Potensi Bisnis CCUS
Memang, Indonesia atau bahkan Asia Tenggara terbilang baru untuk 'bermain' di bisnis CCUS jika dibandingkan dengan Eropa dan Amerika Serikat. Dimana dua kawasan tersebut sudah mengawalinya dengan beberapa proyek CCUS.
Sedangkan di Asia dan kawasan Asia Tenggara, potensinya disebut Yoki ada di Singapura. Dimana negeri Singa itu sudah ada carbon tax dan menunjuk Exxon dan Shell sebagai agregatornya. Selain itu potensi ke depan ada Korea Selatan yang membutuhkan tempat untuk menempatkan karbon mereka.
"Kalau bicara seberapa besar potensinya, besar sekali. Bicara Pertamina saja, partner-nya sudah memetakan storage up to 9 juta giga ton kalau tidak salah di Indonesia saja, dan ini ukurannya besar sekali," imbuhnya.
SCROLL TO CONTINUE WITH CONTENT
Potensi ini pun dilihat PIS dapat berimbas positif ke bisnis mereka.
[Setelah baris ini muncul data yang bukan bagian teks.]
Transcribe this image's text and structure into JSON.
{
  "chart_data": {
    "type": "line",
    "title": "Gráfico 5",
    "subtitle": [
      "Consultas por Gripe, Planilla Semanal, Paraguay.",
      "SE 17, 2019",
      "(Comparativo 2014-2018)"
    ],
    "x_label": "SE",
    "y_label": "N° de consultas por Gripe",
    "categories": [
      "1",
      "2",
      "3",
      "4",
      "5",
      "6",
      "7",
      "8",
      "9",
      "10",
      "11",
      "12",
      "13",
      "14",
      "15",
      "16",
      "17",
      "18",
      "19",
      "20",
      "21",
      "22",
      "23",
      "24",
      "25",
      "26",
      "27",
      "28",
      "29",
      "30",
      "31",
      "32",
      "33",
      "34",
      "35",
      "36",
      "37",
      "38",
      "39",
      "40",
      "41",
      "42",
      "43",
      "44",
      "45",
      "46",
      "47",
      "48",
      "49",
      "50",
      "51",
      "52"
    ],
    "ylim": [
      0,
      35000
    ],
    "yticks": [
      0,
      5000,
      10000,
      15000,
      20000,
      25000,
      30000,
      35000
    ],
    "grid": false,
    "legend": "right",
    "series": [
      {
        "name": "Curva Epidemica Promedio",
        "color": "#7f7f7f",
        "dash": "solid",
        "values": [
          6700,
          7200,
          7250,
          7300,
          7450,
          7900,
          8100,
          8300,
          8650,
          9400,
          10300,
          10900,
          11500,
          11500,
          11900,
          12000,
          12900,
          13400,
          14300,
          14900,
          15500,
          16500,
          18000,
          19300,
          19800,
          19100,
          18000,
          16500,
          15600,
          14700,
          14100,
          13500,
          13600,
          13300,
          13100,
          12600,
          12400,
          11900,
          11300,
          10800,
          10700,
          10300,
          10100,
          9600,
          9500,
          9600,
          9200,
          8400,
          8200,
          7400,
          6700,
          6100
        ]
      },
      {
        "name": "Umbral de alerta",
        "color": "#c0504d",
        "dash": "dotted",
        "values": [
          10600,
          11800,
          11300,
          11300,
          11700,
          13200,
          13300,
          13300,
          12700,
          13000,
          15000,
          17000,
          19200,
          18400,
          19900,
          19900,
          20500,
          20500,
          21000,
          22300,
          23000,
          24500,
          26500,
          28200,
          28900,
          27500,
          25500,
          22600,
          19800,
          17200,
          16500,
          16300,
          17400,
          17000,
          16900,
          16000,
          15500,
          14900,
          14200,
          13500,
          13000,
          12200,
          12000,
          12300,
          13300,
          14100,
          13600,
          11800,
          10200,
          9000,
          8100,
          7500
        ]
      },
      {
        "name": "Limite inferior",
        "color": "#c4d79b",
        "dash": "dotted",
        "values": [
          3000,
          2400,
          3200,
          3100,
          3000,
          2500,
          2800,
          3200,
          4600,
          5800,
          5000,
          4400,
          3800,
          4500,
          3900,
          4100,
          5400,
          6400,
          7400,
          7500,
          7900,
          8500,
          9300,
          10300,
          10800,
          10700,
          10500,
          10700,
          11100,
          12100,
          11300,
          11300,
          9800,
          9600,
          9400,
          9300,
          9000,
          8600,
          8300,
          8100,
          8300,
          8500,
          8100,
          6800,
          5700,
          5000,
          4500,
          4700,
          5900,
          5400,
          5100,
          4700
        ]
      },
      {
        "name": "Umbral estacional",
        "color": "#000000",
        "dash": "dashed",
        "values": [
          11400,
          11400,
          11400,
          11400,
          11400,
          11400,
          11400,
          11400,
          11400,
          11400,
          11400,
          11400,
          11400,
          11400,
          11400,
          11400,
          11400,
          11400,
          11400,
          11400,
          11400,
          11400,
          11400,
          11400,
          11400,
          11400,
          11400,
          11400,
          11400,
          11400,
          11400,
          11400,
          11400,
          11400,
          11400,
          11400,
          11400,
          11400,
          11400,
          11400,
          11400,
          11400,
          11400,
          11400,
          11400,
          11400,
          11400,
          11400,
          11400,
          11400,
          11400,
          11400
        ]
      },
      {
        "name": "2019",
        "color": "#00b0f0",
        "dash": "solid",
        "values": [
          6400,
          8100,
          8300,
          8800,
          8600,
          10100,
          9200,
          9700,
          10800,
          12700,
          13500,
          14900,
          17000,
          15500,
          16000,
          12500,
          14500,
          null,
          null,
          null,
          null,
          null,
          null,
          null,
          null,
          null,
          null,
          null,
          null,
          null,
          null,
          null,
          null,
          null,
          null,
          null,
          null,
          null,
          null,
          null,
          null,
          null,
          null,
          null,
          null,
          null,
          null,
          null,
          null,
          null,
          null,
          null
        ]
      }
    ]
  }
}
Sebab proses ini tak ubahnya seperti komoditas lain yang perlu diangkut.
Proses konkretnya misalkan dari Singapura itu dari fasilitas agregasinya perlu diambil dengan menggunakan kapal yang dibangun khusus mengangkut CO2 dan akan dibawa ke lokasi untuk diinjeksi.
"Nah, dibawa ke lokasi injeksi ini tergantung, kalau misalnya dia onshore artinya butuh receiving facility dan mungkin setelah itu disalurkan bisa melalui truk tangki atau jalur pipa. Tetapi kalau off shore bisa melalui fasilitas injeksi, jadi kurang lebih modelnya tak ubahnya seperti angkutan energi pada umumnya," Yoki menjelaskan.
Jadi kalau misalkan untuk upstream migas prosesnya diambil, sedangkan untuk CCUS malah diinjeksikan ke lokasi penyimpanan yang sudah disiapkan. Jadi potensinya menggiurkan untuk Indonesia, apalagi kita punya basin yang sangat besar.
"Saat ini kita belum bisa bicara angka, justru ini adalah tantangannya, di mana keekonomian dari CCUS ini harus kita upayakan seefektif mungkin karena kalau biayanya terlalu tinggi maka upaya-upaya untuk dekarbonisasi tidak akan berjalan dengan efektif," pungkas Yoki.